— Si rares sont ceux qui peuvent se développer longtemps !… On s’arrête vite de grandir par la pensée.

L’un d’eux m’a dit « Elle était malheureuse ! » Il ne savait probablement pas ce que c’est que le malheur. Quand les hommes ont compris la souffrance, ils deviennent durs. Ils ne compatissent pas, ils condamnent… Et pourtant il me semble que le cœur devrait s’ouvrir de plus en plus.

Il y a des savants qui ont voulu apprendre jusqu’à leur dernier jour… Pourquoi ce qui est vrai dans l’intelligence le serait-il moins dans l’éducation des sensations ? Depuis que je vis dans cette zaouïya, dans l’ombre de l’Islam, depuis que j’ai la fièvre et que je suis seule, volontairement seule, j’ai pris certaines heures de mon passé turbulent en horreur, mes sens ont plus de délicatesse. Après cette retraite, si je reviens vers la vie qui passe, je saurai comprendre l’amour…

FÊTE SOUDANAISE

Il est quatre heures et le siroco tombe enfin, brusquement.
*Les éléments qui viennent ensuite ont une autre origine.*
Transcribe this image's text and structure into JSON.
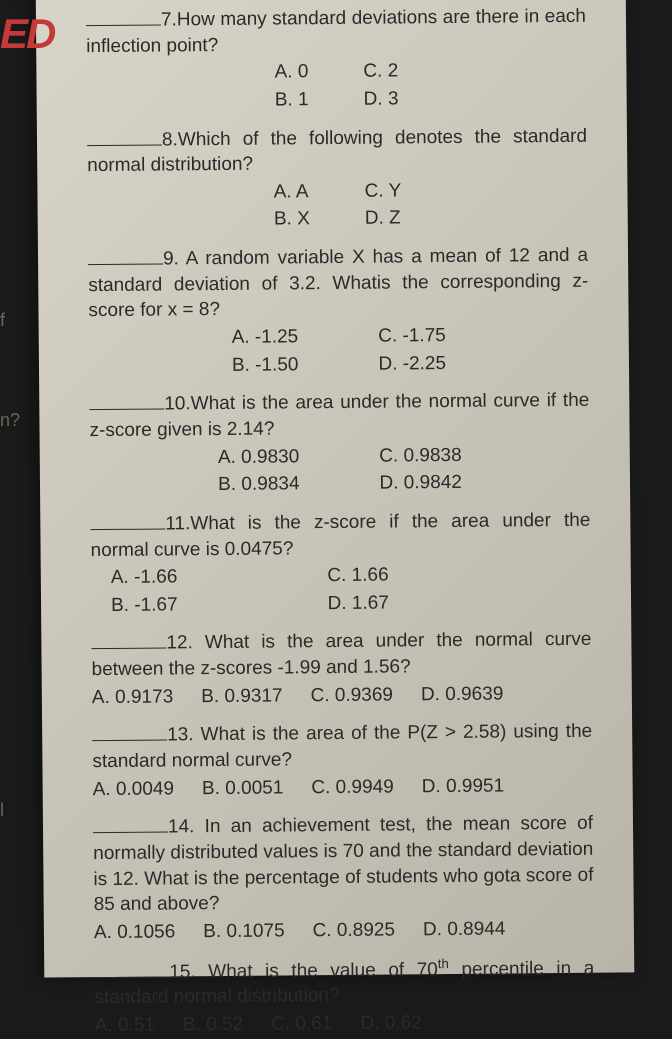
{
  "edge": {
    "red": "ED",
    "f": "f",
    "n": "n?",
    "l": "l"
  },
  "q7": {
    "text": "7.How many standard deviations are there in each inflection point?",
    "a": "A. 0",
    "b": "B. 1",
    "c": "C. 2",
    "d": "D. 3"
  },
  "q8": {
    "text": "8.Which of the following denotes the standard normal distribution?",
    "a": "A. A",
    "b": "B. X",
    "c": "C. Y",
    "d": "D. Z"
  },
  "q9": {
    "text": "9. A random variable X has a mean of 12 and a standard deviation of 3.2. Whatis the corresponding z-score for x = 8?",
    "a": "A. -1.25",
    "b": "B. -1.50",
    "c": "C. -1.75",
    "d": "D. -2.25"
  },
  "q10": {
    "text": "10.What is the area under the normal curve if the z-score given is 2.14?",
    "a": "A. 0.9830",
    "b": "B. 0.9834",
    "c": "C. 0.9838",
    "d": "D. 0.9842"
  },
  "q11": {
    "text": "11.What is the z-score if the area under the normal curve is 0.0475?",
    "a": "A. -1.66",
    "b": "B. -1.67",
    "c": "C. 1.66",
    "d": "D. 1.67"
  },
  "q12": {
    "text": "12. What is the area under the normal curve between the z-scores -1.99 and 1.56?",
    "a": "A. 0.9173",
    "b": "B. 0.9317",
    "c": "C. 0.9369",
    "d": "D. 0.9639"
  },
  "q13": {
    "text": "13. What is the area of the P(Z > 2.58) using the standard normal curve?",
    "a": "A. 0.0049",
    "b": "B. 0.0051",
    "c": "C. 0.9949",
    "d": "D. 0.9951"
  },
  "q14": {
    "text": "14. In an achievement test, the mean score of normally distributed values is 70 and the standard deviation is 12. What is the percentage of students who gota score of 85 and above?",
    "a": "A. 0.1056",
    "b": "B. 0.1075",
    "c": "C. 0.8925",
    "d": "D. 0.8944"
  },
  "q15": {
    "text_pre": "15. What is the value of 70",
    "text_sup": "th",
    "text_post": " percentile in a standard normal distribution?",
    "a": "A. 0.51",
    "b": "B. 0.52",
    "c": "C. 0.61",
    "d": "D. 0.62"
  }
}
Peu à peu les poussières se dissipent, une brise légère souffle de l’est. On commence à respirer. Les portes claquent. Ksouriens et marabouts se montrent dans les rues où le vent a étendu un suaire de sable fin. Au ciel, des vapeurs grises traînent encore sur l’horizon enflammé.

Un bruit s’élève dans le ksar, une sorte de martellement cadencé et sourd qui se rapproche lentement. Ce sont les tambours soudanais qui s’avancent. Leur bruit insolite apporte dans le décor saharien de Kenadsa une note plus bizarre d’Afrique plus lointaine.

A travers des siècles d’Islam, les Soudanais ont conservé les pratiques d’une antiquité fétichiste, une poésie de bruit et de gesticulations qui eut son plein sens dans les forêts hantées de monstres. Sur le bondissement sourd des tambours se détache le rire clair des doubles castagnettes de cuivre, liées aux poignées par des lanières de cuir. En tête du cortège quelques nègres dansent. Ils dansent naturellement, pour le plaisir de se trémousser. — Il y a toujours dans les danses sautées quelque chose de nègre. La danse mauresque, dite danse du ventre, a au contraire, par certaines attitudes lentes, une signification de danse sacrée qui vient d’un Orient plus métaphysique.

Derrière les musiciens tapageurs et simiesques, la foule des esclaves chante une mélopée mi-arabe mi-soudanaise, coupée de refrains criards et monotones.

Une nuée d’enfants bourdonne comme un essaim de mouches. Les négrillons sont naturellement comiques avec leurs touffes de cheveux gommés sur leurs petits crânes luisants et leurs chemises terreuses. Les petits blancs, marabouts minuscules en gandouras de couleurs vives, la peau à peine cuivrée par le soleil, les traits fins, ont des airs vaguement chinois, avec leur tresse unique de cheveux lisses retombant dans le dos, du sommet de leur tête rasée. Tout cela rit aux éclats et danse autour des Soudanais impassibles, qui se souviennent vaguement que leur fête est un rite sacré de leur race.

Les musiciens s’arrêtent, quittent leurs sandales et viennent d’abord baiser les vêtements des marabouts, puis ils se forment en demi-cercle et reprennent leur tapage.